The housing industry hopes demand is stirred by the $8,000 tax credit for first-time home buyers included in the Obama administration’s economic stimulus package. However, tighter mortgage lending standards and rising unemployment are working against sellers. The unemployment rate in April climbed to 8.9% from 8.5% during March.
st month, new-home sales were flat in the Midwest and the Northeast. Sales fell 3.8% in the West and climbed 1.9% in the South.The market is bedeviled, however, by foreclosures. Buyers are gobbling distressed property, priced cheaply, and passing up on new homes. This restrains construction, hurting builders as well as the kinds of commerce that feed off new subdivisions and might otherwise emerge — in the form of shopping malls, for instance.

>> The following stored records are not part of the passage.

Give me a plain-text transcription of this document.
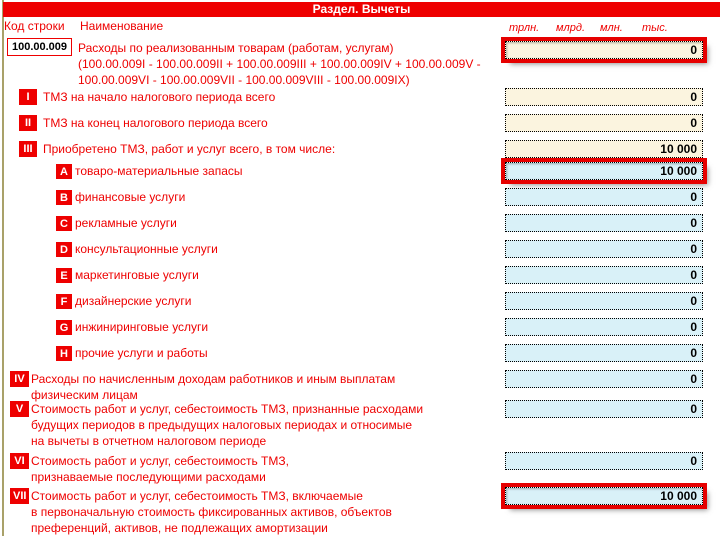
Раздел. Вычеты
Код строки Наименование	трлн. млрд. млн. тыс.
100.00.009 Расходы по реализованным товарам (работам, услугам)
(100.00.009I - 100.00.009II + 100.00.009III + 100.00.009IV + 100.00.009V -
100.00.009VI - 100.00.009VII - 100.00.009VIII - 100.00.009IX)
0
I	ТМЗ на начало налогового периода всего	0
II ТМЗ на конец налогового периода всего	0
III Приобретено ТМЗ, работ и услуг всего, в том числе:	10 000
A товаро-материальные запасы	10 000
B финансовые услуги	0
C рекламные услуги	0
D консультационные услуги	0
E маркетинговые услуги	0
F дизайнерские услуги	0
G инжиниринговые услуги	0
H прочие услуги и работы	0
IV Расходы по начисленным доходам работников и иным выплатам
физическим лицам
0
V Стоимость работ и услуг, себестоимость ТМЗ, признанные расходами
будущих периодов в предыдущих налоговых периодах и относимые
на вычеты в отчетном налоговом периоде
0
VI Стоимость работ и услуг, себестоимость ТМЗ,
признаваемые последующими расходами
0
VII Стоимость работ и услуг, себестоимость ТМЗ, включаемые
в первоначальную стоимость фиксированных активов, объектов
преференций, активов, не подлежащих амортизации
10 000
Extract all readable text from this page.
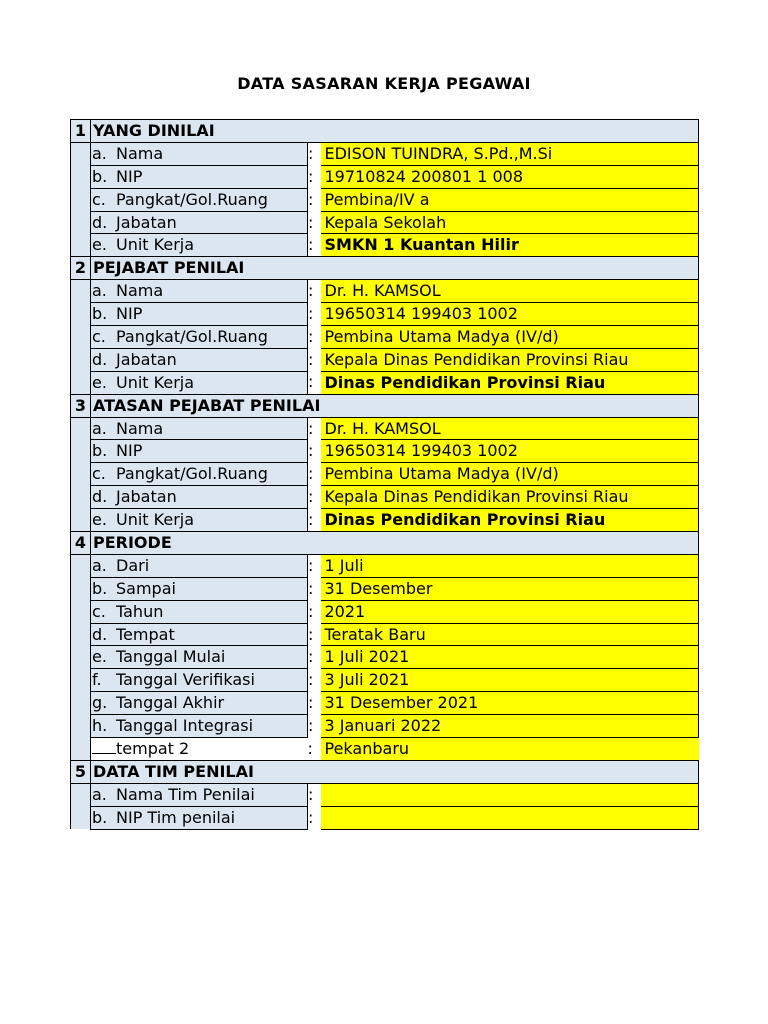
DATA SASARAN KERJA PEGAWAI
1	YANG DINILAI		
	a. Nama	:	EDISON TUINDRA, S.Pd.,M.Si
	b. NIP	:	19710824 200801 1 008
	c. Pangkat/Gol.Ruang	:	Pembina/IV a
	d. Jabatan	:	Kepala Sekolah
	e. Unit Kerja	:	SMKN 1 Kuantan Hilir
2	PEJABAT PENILAI		
	a. Nama	:	Dr. H. KAMSOL
	b. NIP	:	19650314 199403 1002
	c. Pangkat/Gol.Ruang	:	Pembina Utama Madya (IV/d)
	d. Jabatan	:	Kepala Dinas Pendidikan Provinsi Riau
	e. Unit Kerja	:	Dinas Pendidikan Provinsi Riau
3	ATASAN PEJABAT PENILAI		
	a. Nama	:	Dr. H. KAMSOL
	b. NIP	:	19650314 199403 1002
	c. Pangkat/Gol.Ruang	:	Pembina Utama Madya (IV/d)
	d. Jabatan	:	Kepala Dinas Pendidikan Provinsi Riau
	e. Unit Kerja	:	Dinas Pendidikan Provinsi Riau
4	PERIODE		
	a. Dari	:	1 Juli
	b. Sampai	:	31 Desember
	c. Tahun	:	2021
	d. Tempat	:	Teratak Baru
	e. Tanggal Mulai	:	1 Juli 2021
	f. Tanggal Verifikasi	:	3 Juli 2021
	g. Tanggal Akhir	:	31 Desember 2021
	h. Tanggal Integrasi	:	3 Januari 2022
	tempat 2	:	Pekanbaru
5	DATA TIM PENILAI		
	a. Nama Tim Penilai	:	
	b. NIP Tim penilai	:	
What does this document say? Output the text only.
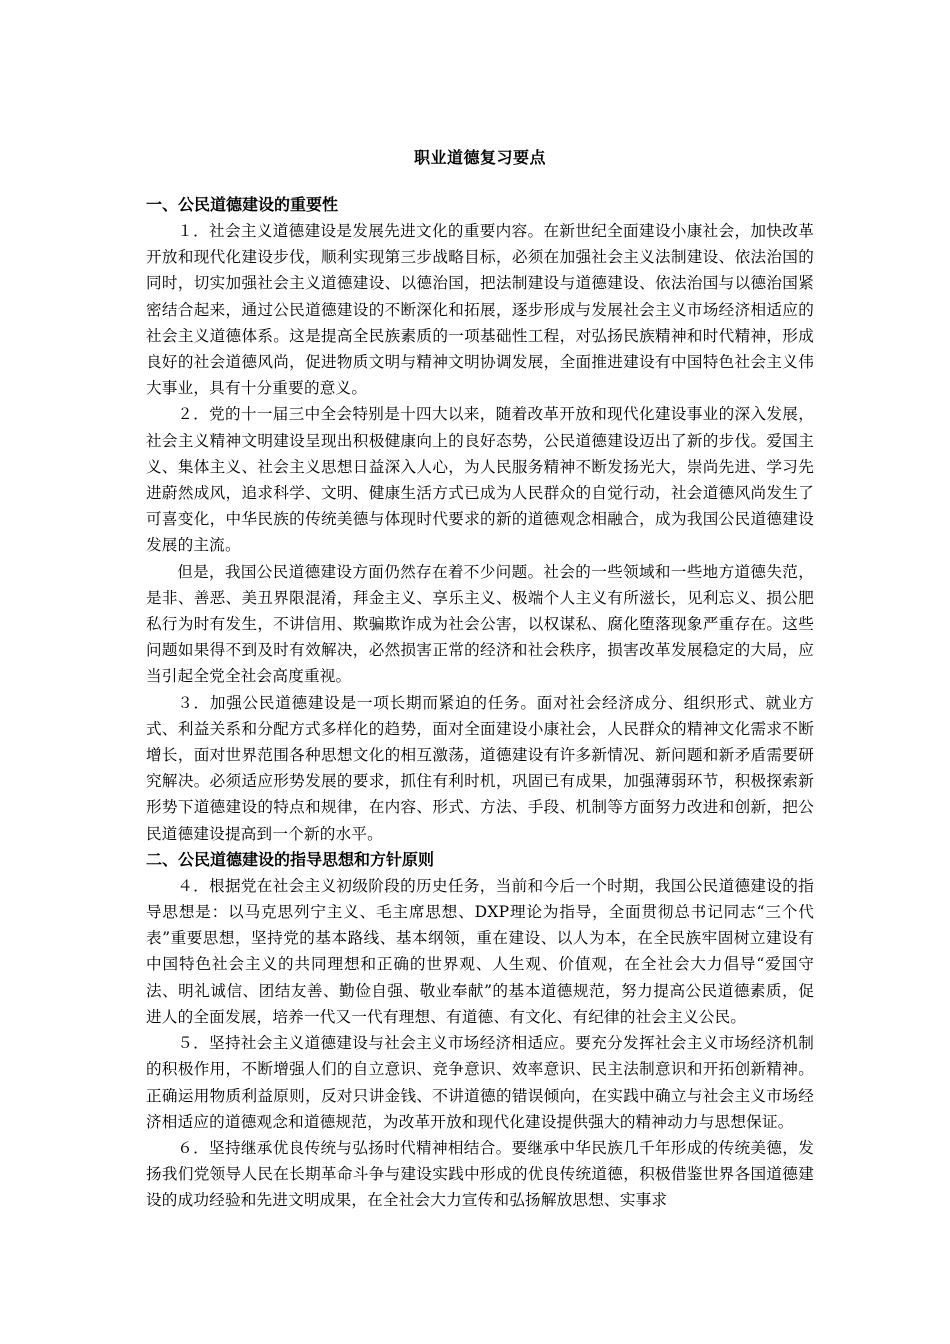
职业道德复习要点
一、公民道德建设的重要性

１．社会主义道德建设是发展先进文化的重要内容。在新世纪全面建设小康社会，加快改革开放和现代化建设步伐，顺利实现第三步战略目标，必须在加强社会主义法制建设、依法治国的同时，切实加强社会主义道德建设、以德治国，把法制建设与道德建设、依法治国与以德治国紧密结合起来，通过公民道德建设的不断深化和拓展，逐步形成与发展社会主义市场经济相适应的社会主义道德体系。这是提高全民族素质的一项基础性工程，对弘扬民族精神和时代精神，形成良好的社会道德风尚，促进物质文明与精神文明协调发展，全面推进建设有中国特色社会主义伟大事业，具有十分重要的意义。

２．党的十一届三中全会特别是十四大以来，随着改革开放和现代化建设事业的深入发展，社会主义精神文明建设呈现出积极健康向上的良好态势，公民道德建设迈出了新的步伐。爱国主义、集体主义、社会主义思想日益深入人心，为人民服务精神不断发扬光大，崇尚先进、学习先进蔚然成风，追求科学、文明、健康生活方式已成为人民群众的自觉行动，社会道德风尚发生了可喜变化，中华民族的传统美德与体现时代要求的新的道德观念相融合，成为我国公民道德建设发展的主流。

但是，我国公民道德建设方面仍然存在着不少问题。社会的一些领域和一些地方道德失范，是非、善恶、美丑界限混淆，拜金主义、享乐主义、极端个人主义有所滋长，见利忘义、损公肥私行为时有发生，不讲信用、欺骗欺诈成为社会公害，以权谋私、腐化堕落现象严重存在。这些问题如果得不到及时有效解决，必然损害正常的经济和社会秩序，损害改革发展稳定的大局，应当引起全党全社会高度重视。

３．加强公民道德建设是一项长期而紧迫的任务。面对社会经济成分、组织形式、就业方式、利益关系和分配方式多样化的趋势，面对全面建设小康社会，人民群众的精神文化需求不断增长，面对世界范围各种思想文化的相互激荡，道德建设有许多新情况、新问题和新矛盾需要研究解决。必须适应形势发展的要求，抓住有利时机，巩固已有成果，加强薄弱环节，积极探索新形势下道德建设的特点和规律，在内容、形式、方法、手段、机制等方面努力改进和创新，把公民道德建设提高到一个新的水平。

二、公民道德建设的指导思想和方针原则

４．根据党在社会主义初级阶段的历史任务，当前和今后一个时期，我国公民道德建设的指导思想是：以马克思列宁主义、毛主席思想、DXP理论为指导，全面贯彻总书记同志“三个代表”重要思想，坚持党的基本路线、基本纲领，重在建设、以人为本，在全民族牢固树立建设有中国特色社会主义的共同理想和正确的世界观、人生观、价值观，在全社会大力倡导“爱国守法、明礼诚信、团结友善、勤俭自强、敬业奉献”的基本道德规范，努力提高公民道德素质，促进人的全面发展，培养一代又一代有理想、有道德、有文化、有纪律的社会主义公民。

５．坚持社会主义道德建设与社会主义市场经济相适应。要充分发挥社会主义市场经济机制的积极作用，不断增强人们的自立意识、竞争意识、效率意识、民主法制意识和开拓创新精神。正确运用物质利益原则，反对只讲金钱、不讲道德的错误倾向，在实践中确立与社会主义市场经济相适应的道德观念和道德规范，为改革开放和现代化建设提供强大的精神动力与思想保证。

６．坚持继承优良传统与弘扬时代精神相结合。要继承中华民族几千年形成的传统美德，发扬我们党领导人民在长期革命斗争与建设实践中形成的优良传统道德，积极借鉴世界各国道德建设的成功经验和先进文明成果，在全社会大力宣传和弘扬解放思想、实事求
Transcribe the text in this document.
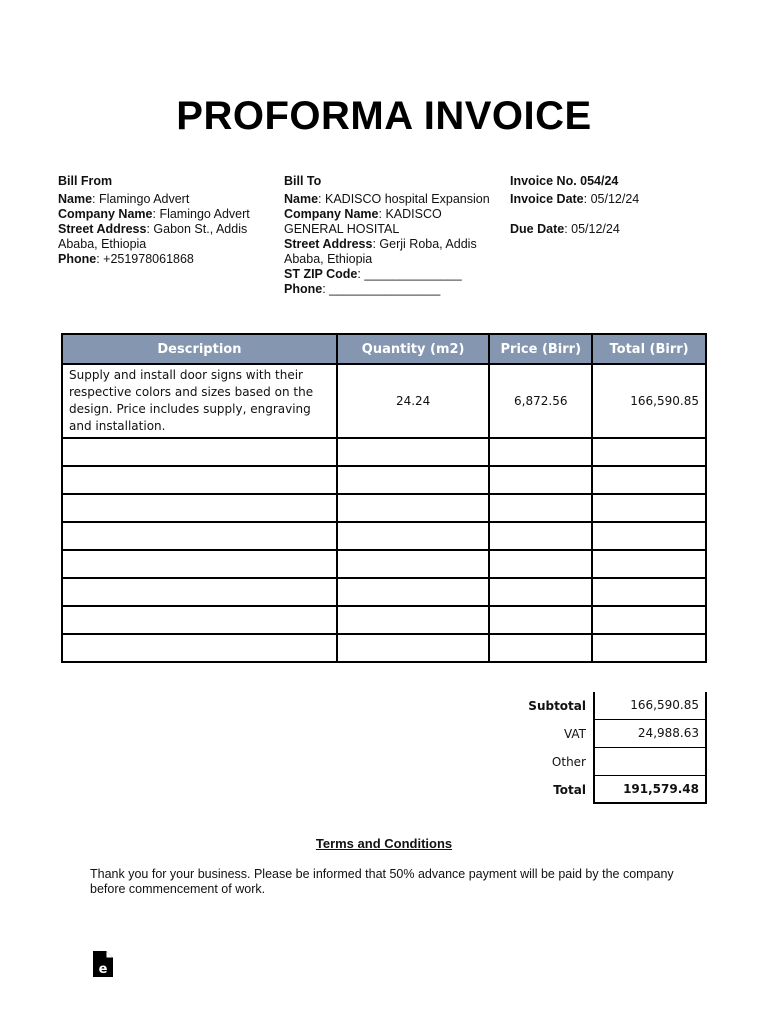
PROFORMA INVOICE
Bill From
Name: Flamingo Advert
Company Name: Flamingo Advert
Street Address: Gabon St., Addis Ababa, Ethiopia
Phone: +251978061868
Bill To
Name: KADISCO hospital Expansion
Company Name: KADISCO GENERAL HOSITAL
Street Address: Gerji Roba, Addis Ababa, Ethiopia
ST ZIP Code: ______________
Phone: ________________
Invoice No. 054/24
Invoice Date: 05/12/24
Due Date: 05/12/24
Description	Quantity (m2)	Price (Birr)	Total (Birr)
Supply and install door signs with their respective colors and sizes based on the design. Price includes supply, engraving and installation.	24.24	6,872.56	166,590.85

Subtotal	166,590.85
VAT	24,988.63
Other
Total	191,579.48
Terms and Conditions
Thank you for your business. Please be informed that 50% advance payment will be paid by the company before commencement of work.
e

Last Wednesday, the National Association of Realtors reported existing-home sales increased 2.9% to a 4.68 million annual rate. About 45% of the 4.68 million were foreclosures and short sales. The median home price dropped 15.4% to $170,200 from $201,300 in April 2008.
About half of the new foreclosures were in four states: California, Florida, Arizona and Nevada, according to the report. Measuring both old and new defaults, 11 percent of all mortgages in Florida were in foreclosure at the end of the first quarter, the highest in the U.S. In Nevada, it was 7.8 percent, in Arizona, it was 5.6 percent, and in California, it was 5.2 percent. New Jersey’s foreclosure inventory was 4.3 percent, New York was 3 percent, and Massachusetts was 2.8 percent.
It is important to note (once again) that the monthly data is statistical noise at 0.3% with a ±14.5% margin of error; the annual fall of 34% is statistically significant.
The usual headlines got it wrong:
• Bloomberg: New-Home Sales in U.S. Climbed 0.3%
• Marketwatch: Home sales up a paltry 0.3%
• Reuters: US new home sales rose 0.3 percent in April
• Associated Press: April new home sales inch upward• WSJ: New-Home Sales Rise as Prices Tumble
The bottom line… we cannot accurately state (in a statistically significant manner) that home sales went up in April 2009. But, we do know confidently that sales fell (between 23% and 45%) year over year.
But the real question is…have we reached bottom yet in the housing market???